Обстоятельства изменились, давление, если таковое и было, давно снято. Но - нет. Синявские снова и снова так или иначе реанимируют публично два въевшихся в их души сюжета: своего сотрудничества-несотрудничества с "органами" и своей войны против Солженицына. Не упускается ни один повод. Допустим, уязвил Максимов Синявских необоснованным обвинением. Промолчать бы, как годами молчит Солженицын на все укусы, - и реплика Максимова забудется, как забылось письмо Андропова. Или роман "Спокойной ночи".
Куда там! По поводу неосторожного, но не слишком уж и фантастического обвинения со стороны В.Максимова Синявские поднимают гулкий шум, возбуждают судебный иск против журнала. Причём судебное дело затеяно в Москве, а не в Париже, где живут истцы и ответчик, и против не того "Континента", который оклеветал, по их утверждению, Синявских. Зачем это всё, если не для того, чтобы снова начать расчёсывать давние язвы, удовлетворять свой неуёмный зуд о КГБ и о Солженицыне?

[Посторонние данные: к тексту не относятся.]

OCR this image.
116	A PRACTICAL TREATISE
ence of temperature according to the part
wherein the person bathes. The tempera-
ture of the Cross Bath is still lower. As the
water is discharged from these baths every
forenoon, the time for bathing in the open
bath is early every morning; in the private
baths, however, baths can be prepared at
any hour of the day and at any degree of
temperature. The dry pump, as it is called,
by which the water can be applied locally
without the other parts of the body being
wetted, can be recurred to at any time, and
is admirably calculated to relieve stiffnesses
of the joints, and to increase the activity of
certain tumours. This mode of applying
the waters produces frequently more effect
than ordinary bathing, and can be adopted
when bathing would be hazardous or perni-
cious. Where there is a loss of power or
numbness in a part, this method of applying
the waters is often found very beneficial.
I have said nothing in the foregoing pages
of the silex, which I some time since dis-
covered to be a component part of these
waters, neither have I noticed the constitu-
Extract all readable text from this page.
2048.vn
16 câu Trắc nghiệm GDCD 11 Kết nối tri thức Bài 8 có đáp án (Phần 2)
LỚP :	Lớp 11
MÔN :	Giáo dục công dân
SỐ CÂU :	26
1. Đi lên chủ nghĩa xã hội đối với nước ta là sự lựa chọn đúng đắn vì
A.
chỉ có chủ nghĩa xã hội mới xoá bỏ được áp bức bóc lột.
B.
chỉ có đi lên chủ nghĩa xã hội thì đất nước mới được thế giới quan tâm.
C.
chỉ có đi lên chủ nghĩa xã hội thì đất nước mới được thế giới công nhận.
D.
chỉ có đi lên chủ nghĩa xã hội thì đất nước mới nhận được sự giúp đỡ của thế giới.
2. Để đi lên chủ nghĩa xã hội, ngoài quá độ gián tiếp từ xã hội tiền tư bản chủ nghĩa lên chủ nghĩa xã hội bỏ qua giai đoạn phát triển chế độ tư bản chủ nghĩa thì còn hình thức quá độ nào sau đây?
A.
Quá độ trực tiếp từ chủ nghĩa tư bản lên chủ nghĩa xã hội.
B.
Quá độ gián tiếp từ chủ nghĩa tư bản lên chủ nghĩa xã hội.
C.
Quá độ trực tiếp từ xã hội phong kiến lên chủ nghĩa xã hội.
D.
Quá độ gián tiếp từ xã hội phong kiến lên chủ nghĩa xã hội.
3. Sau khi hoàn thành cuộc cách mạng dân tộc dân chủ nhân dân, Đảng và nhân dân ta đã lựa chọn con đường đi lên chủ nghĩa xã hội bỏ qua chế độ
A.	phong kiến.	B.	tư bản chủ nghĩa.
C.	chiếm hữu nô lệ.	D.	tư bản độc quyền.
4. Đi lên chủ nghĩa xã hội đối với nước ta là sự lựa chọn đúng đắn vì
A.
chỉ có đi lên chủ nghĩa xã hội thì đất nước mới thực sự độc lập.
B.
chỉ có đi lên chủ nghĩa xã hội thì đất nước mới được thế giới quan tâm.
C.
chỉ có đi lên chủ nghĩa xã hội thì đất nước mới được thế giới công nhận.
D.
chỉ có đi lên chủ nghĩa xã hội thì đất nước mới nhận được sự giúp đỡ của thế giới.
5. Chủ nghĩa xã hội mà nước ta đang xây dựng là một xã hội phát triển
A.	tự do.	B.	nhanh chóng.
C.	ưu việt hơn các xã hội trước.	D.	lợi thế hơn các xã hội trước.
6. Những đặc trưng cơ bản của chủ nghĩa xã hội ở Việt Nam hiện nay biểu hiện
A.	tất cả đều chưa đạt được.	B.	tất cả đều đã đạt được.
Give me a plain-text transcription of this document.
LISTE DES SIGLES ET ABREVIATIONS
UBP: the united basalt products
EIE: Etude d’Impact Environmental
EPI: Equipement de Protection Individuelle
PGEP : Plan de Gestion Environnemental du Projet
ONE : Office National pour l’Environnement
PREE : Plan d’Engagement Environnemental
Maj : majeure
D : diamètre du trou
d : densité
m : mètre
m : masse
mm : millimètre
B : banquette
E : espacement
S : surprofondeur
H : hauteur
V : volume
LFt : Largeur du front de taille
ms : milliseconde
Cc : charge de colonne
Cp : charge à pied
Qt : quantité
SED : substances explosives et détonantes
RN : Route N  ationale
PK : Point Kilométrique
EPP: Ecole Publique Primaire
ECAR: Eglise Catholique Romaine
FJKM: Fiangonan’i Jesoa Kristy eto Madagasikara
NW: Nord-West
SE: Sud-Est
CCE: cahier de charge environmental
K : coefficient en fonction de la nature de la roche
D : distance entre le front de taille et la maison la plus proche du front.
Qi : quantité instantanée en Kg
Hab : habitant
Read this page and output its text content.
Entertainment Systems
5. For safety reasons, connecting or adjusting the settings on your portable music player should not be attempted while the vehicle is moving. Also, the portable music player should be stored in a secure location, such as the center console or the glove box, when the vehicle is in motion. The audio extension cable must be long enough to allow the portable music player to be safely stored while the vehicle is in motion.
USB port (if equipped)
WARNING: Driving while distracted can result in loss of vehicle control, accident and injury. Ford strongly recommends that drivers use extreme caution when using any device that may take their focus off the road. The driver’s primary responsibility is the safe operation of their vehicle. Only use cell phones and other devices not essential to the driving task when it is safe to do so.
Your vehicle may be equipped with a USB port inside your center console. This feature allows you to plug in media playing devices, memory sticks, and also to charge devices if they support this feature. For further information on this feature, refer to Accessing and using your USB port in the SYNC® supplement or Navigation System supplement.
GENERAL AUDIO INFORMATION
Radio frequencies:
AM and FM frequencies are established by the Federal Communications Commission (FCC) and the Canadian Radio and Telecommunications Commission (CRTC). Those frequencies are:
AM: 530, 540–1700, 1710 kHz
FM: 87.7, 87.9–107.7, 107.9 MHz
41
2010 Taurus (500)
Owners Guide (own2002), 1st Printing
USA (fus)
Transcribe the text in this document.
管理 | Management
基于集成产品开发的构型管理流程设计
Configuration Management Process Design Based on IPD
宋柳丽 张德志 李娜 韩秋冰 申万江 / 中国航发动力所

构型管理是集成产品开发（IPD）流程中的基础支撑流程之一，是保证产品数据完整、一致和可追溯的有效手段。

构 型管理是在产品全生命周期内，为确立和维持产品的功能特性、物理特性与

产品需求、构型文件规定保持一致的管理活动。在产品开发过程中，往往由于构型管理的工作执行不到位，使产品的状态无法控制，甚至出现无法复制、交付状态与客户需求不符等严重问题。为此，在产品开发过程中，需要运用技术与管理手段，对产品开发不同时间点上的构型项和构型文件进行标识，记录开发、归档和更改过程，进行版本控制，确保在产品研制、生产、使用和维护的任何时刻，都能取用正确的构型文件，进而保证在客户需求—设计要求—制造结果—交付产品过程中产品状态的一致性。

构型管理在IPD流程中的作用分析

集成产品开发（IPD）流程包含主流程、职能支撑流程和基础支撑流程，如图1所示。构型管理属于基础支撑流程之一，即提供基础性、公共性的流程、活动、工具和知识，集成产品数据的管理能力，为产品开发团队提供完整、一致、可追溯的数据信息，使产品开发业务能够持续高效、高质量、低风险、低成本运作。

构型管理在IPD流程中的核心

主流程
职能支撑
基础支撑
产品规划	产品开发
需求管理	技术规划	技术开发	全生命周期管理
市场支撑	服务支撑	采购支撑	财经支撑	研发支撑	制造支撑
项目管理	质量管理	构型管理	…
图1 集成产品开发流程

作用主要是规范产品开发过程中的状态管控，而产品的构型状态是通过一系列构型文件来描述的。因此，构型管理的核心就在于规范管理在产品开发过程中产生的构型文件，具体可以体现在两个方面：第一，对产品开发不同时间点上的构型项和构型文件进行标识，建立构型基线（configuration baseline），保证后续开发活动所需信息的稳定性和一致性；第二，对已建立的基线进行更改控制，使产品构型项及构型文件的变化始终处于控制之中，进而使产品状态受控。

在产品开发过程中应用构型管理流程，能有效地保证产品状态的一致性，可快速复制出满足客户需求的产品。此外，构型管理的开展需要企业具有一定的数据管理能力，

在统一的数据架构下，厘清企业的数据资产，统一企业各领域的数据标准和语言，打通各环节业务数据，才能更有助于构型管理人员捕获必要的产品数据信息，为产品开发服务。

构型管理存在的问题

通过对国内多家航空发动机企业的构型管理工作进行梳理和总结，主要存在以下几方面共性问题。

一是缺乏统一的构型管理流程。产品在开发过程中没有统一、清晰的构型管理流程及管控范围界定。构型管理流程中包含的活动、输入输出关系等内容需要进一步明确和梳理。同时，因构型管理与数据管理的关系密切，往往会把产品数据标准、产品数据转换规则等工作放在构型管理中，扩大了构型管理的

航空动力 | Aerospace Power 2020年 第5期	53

Противосолженицынский азарт Синявских, кстати, совершенно односторонен, безнадёжно лишен взаимности. Солженицын ограничился за все эти годы несколькими фразами о Синявском, достаточно, правда, уничтожительными. Но скорее типологическими, чем персональными: он характеризовал оппонента в ряду этических и мировоззренческих феноменов, его, Солженицына, удручающих. Только книгу Синявского о Пушкине Солженицын рассмотрел обстоятельно и, на мой взгляд, без раздражения. Скорее огорчённо, чем зложелательно, признавая за автором немалый талант. Слушая эти два голоса, я пришла к убеждению, что детективно-сексотологическая подоплёка односторонней битвы Синявских против Солженицына не имеет существенного значения.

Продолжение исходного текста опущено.